"Teatro? Tragedia e commedia? Giammai!!!"
Questo, più o meno, il pensiero di un qualsiasi romano dell'età repubblicana. Troppo frivolo starsene seduti un paio d'ore senza far nulla, stando fermi ad ascoltare quattro attori declamare versi. Molto meglio sfruttare quello stesso tempo per partecipare ad un comizio, coltivare campi o costruire ponti ed acquedotti, tutto tranne che metter piede in un teatro, anche perché decisamente troppo greco...maledetti greci! Sempre in agguato per corrompere con le loro mollezze la cultura rude e pura del popolo di Quirino.

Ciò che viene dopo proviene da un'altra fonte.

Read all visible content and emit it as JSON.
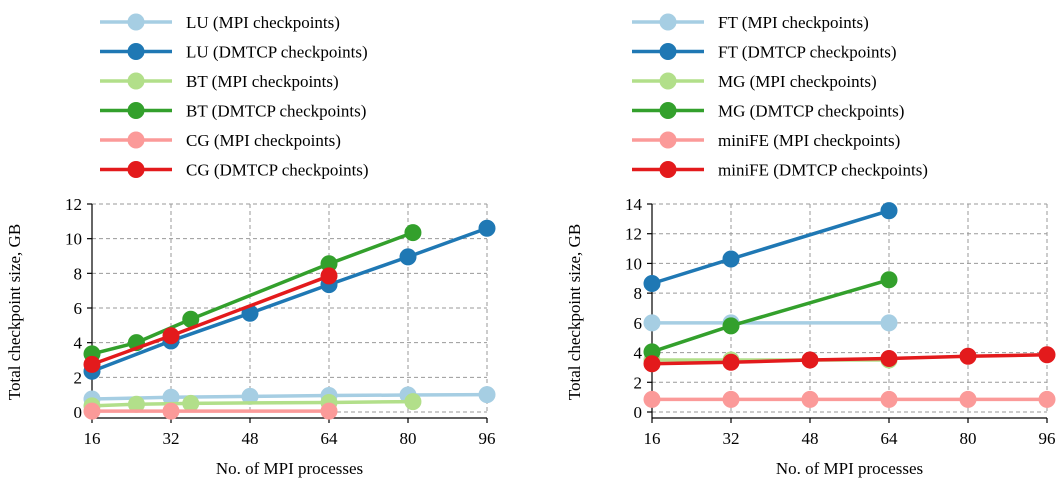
{
  "chart_data": [
    {
      "type": "line",
      "xlabel": "No. of MPI processes",
      "ylabel": "Total checkpoint size, GB",
      "xlim": [
        16,
        96
      ],
      "ylim": [
        0,
        12
      ],
      "xticks": [
        16,
        32,
        48,
        64,
        80,
        96
      ],
      "yticks": [
        0,
        2,
        4,
        6,
        8,
        10,
        12
      ],
      "grid": true,
      "legend_position": "top (above plot)",
      "series": [
        {
          "name": "LU (MPI checkpoints)",
          "color": "#a6cee3",
          "points": [
            [
              16,
              0.75
            ],
            [
              32,
              0.85
            ],
            [
              48,
              0.9
            ],
            [
              64,
              0.95
            ],
            [
              80,
              0.98
            ],
            [
              96,
              1.0
            ]
          ]
        },
        {
          "name": "LU (DMTCP checkpoints)",
          "color": "#1f78b4",
          "points": [
            [
              16,
              2.35
            ],
            [
              32,
              4.1
            ],
            [
              48,
              5.7
            ],
            [
              64,
              7.35
            ],
            [
              80,
              8.95
            ],
            [
              96,
              10.6
            ]
          ]
        },
        {
          "name": "BT (MPI checkpoints)",
          "color": "#b2df8a",
          "points": [
            [
              16,
              0.35
            ],
            [
              25,
              0.45
            ],
            [
              36,
              0.5
            ],
            [
              64,
              0.55
            ],
            [
              81,
              0.6
            ]
          ]
        },
        {
          "name": "BT (DMTCP checkpoints)",
          "color": "#33a02c",
          "points": [
            [
              16,
              3.35
            ],
            [
              25,
              4.0
            ],
            [
              36,
              5.35
            ],
            [
              64,
              8.55
            ],
            [
              81,
              10.35
            ]
          ]
        },
        {
          "name": "CG (MPI checkpoints)",
          "color": "#fb9a99",
          "points": [
            [
              16,
              0.05
            ],
            [
              32,
              0.05
            ],
            [
              64,
              0.05
            ]
          ]
        },
        {
          "name": "CG (DMTCP checkpoints)",
          "color": "#e31a1c",
          "points": [
            [
              16,
              2.75
            ],
            [
              32,
              4.4
            ],
            [
              64,
              7.85
            ]
          ]
        }
      ]
    },
    {
      "type": "line",
      "xlabel": "No. of MPI processes",
      "ylabel": "Total checkpoint size, GB",
      "xlim": [
        16,
        96
      ],
      "ylim": [
        0,
        14
      ],
      "xticks": [
        16,
        32,
        48,
        64,
        80,
        96
      ],
      "yticks": [
        0,
        2,
        4,
        6,
        8,
        10,
        12,
        14
      ],
      "grid": true,
      "legend_position": "top (above plot)",
      "series": [
        {
          "name": "FT (MPI checkpoints)",
          "color": "#a6cee3",
          "points": [
            [
              16,
              6.0
            ],
            [
              32,
              6.0
            ],
            [
              64,
              6.0
            ]
          ]
        },
        {
          "name": "FT (DMTCP checkpoints)",
          "color": "#1f78b4",
          "points": [
            [
              16,
              8.65
            ],
            [
              32,
              10.3
            ],
            [
              64,
              13.55
            ]
          ]
        },
        {
          "name": "MG (MPI checkpoints)",
          "color": "#b2df8a",
          "points": [
            [
              16,
              3.5
            ],
            [
              32,
              3.5
            ],
            [
              64,
              3.5
            ]
          ]
        },
        {
          "name": "MG (DMTCP checkpoints)",
          "color": "#33a02c",
          "points": [
            [
              16,
              4.05
            ],
            [
              32,
              5.8
            ],
            [
              64,
              8.9
            ]
          ]
        },
        {
          "name": "miniFE (MPI checkpoints)",
          "color": "#fb9a99",
          "points": [
            [
              16,
              0.85
            ],
            [
              32,
              0.85
            ],
            [
              48,
              0.85
            ],
            [
              64,
              0.85
            ],
            [
              80,
              0.85
            ],
            [
              96,
              0.85
            ]
          ]
        },
        {
          "name": "miniFE (DMTCP checkpoints)",
          "color": "#e31a1c",
          "points": [
            [
              16,
              3.25
            ],
            [
              32,
              3.35
            ],
            [
              48,
              3.5
            ],
            [
              64,
              3.6
            ],
            [
              80,
              3.75
            ],
            [
              96,
              3.85
            ]
          ]
        }
      ]
    }
  ]
}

Ci voleva un problema grosso per sbloccare questa situazione di stallo, e in questo caso il problema è rappresentato da una pestilenza che colpisce la città nel 364 a.C. Tito Livio racconta a questo proposito che, per propiziare la fine dell'epidemia, furono organizzati dei ludi scaenici chiamando però attori dall'Etruria visto che, pur avendo cercato ovunque, di attori a Roma non se ne trovavano proprio...si sa poi come vanno le cose: l'epidemia finisce, qualcuno comincia a prenderci gusto ed ecco che timidamente si comincia a sussurrare che poi alla fine il teatro non è così male...il resto è storia, ma ne parliamo un'altra volta.